O texto de bell hooks vai seguir por temas como infância, sexualidade, violência, trabalho e mídia, e vai chegar na ideia de masculinidade feminista. Ela considera que intelectuais mulheres erraram ao considerar que elas alcançariam a liberdade garantindo o direito de ser como os homens patriarcais poderosos, e que os homens que se importavam com o tema e que estavam abertos à mudança acabaram desistindo. “Assim que o ‘novo homem’, que é o homem transformado pelo feminismo, foi representado como covarde, como um banana dominado por mulheres poderosas que desejavam em segredo um cara macho, muitos homens perderam o interesse”, pontua.

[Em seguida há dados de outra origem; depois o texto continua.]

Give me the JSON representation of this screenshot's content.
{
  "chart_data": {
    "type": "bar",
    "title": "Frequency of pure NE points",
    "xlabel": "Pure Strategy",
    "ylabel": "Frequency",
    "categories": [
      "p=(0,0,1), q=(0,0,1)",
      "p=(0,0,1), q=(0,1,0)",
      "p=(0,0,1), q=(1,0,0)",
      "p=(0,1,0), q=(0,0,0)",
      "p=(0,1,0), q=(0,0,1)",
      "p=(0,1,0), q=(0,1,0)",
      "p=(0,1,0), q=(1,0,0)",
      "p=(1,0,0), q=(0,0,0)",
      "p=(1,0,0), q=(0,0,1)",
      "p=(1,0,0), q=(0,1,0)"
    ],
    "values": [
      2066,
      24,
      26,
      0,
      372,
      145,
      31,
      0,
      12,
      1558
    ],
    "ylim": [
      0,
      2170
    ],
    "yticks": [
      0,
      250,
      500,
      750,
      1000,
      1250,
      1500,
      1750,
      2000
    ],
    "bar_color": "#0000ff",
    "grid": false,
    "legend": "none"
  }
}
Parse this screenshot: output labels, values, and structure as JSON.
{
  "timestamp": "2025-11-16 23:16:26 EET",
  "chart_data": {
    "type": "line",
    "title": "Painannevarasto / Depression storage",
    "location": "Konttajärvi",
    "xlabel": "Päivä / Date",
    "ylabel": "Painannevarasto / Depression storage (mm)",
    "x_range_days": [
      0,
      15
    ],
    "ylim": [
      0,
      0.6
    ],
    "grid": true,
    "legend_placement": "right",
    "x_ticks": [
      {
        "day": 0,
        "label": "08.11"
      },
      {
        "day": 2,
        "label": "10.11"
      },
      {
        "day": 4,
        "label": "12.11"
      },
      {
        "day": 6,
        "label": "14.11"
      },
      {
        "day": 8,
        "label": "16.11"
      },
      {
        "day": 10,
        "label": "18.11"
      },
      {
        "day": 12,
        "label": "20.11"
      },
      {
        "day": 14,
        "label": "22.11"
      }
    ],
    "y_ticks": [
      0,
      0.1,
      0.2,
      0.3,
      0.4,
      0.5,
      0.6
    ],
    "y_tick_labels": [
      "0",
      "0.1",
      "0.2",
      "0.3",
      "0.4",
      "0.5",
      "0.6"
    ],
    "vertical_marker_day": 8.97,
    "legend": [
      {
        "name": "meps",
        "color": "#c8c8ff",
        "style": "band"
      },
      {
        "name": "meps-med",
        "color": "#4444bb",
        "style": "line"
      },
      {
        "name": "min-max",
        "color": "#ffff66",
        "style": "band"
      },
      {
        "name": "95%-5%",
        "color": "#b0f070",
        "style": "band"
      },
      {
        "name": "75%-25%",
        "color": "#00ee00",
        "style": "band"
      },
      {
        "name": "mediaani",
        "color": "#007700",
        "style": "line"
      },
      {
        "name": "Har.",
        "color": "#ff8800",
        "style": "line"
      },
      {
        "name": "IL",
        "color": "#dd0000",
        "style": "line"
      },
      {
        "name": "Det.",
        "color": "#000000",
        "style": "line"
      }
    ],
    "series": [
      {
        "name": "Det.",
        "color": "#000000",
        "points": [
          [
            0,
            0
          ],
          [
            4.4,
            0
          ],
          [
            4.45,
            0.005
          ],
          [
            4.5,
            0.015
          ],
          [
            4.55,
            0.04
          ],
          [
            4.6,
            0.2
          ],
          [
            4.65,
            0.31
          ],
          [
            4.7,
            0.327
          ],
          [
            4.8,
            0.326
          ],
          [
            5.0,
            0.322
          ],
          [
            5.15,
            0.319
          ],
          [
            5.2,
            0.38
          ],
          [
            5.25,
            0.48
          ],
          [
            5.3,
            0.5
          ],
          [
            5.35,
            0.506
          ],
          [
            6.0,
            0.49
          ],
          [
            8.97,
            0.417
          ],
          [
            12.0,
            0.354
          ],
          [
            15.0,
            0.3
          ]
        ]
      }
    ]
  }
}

Então hooks não pensa em odiar os homens, mas em elaborar sobre a crise que está posta. Aquela em que filhos, companheiros, pais, amigos e colegas abdicaram da capacidade de viverem sua essência, por inteiro, em razão de estarem sob a cultura patriarcal. O coração que não está preparado para dar e receber amor; o menino que aprende que seus sentimentos não podem ser expressos se não foram os aceitáveis do ambiente masculino, traindo a si mesmos; os adultos mutilados em suas possibilidades de dizer a verdade, tornando-se, portanto, incapazes de confiar.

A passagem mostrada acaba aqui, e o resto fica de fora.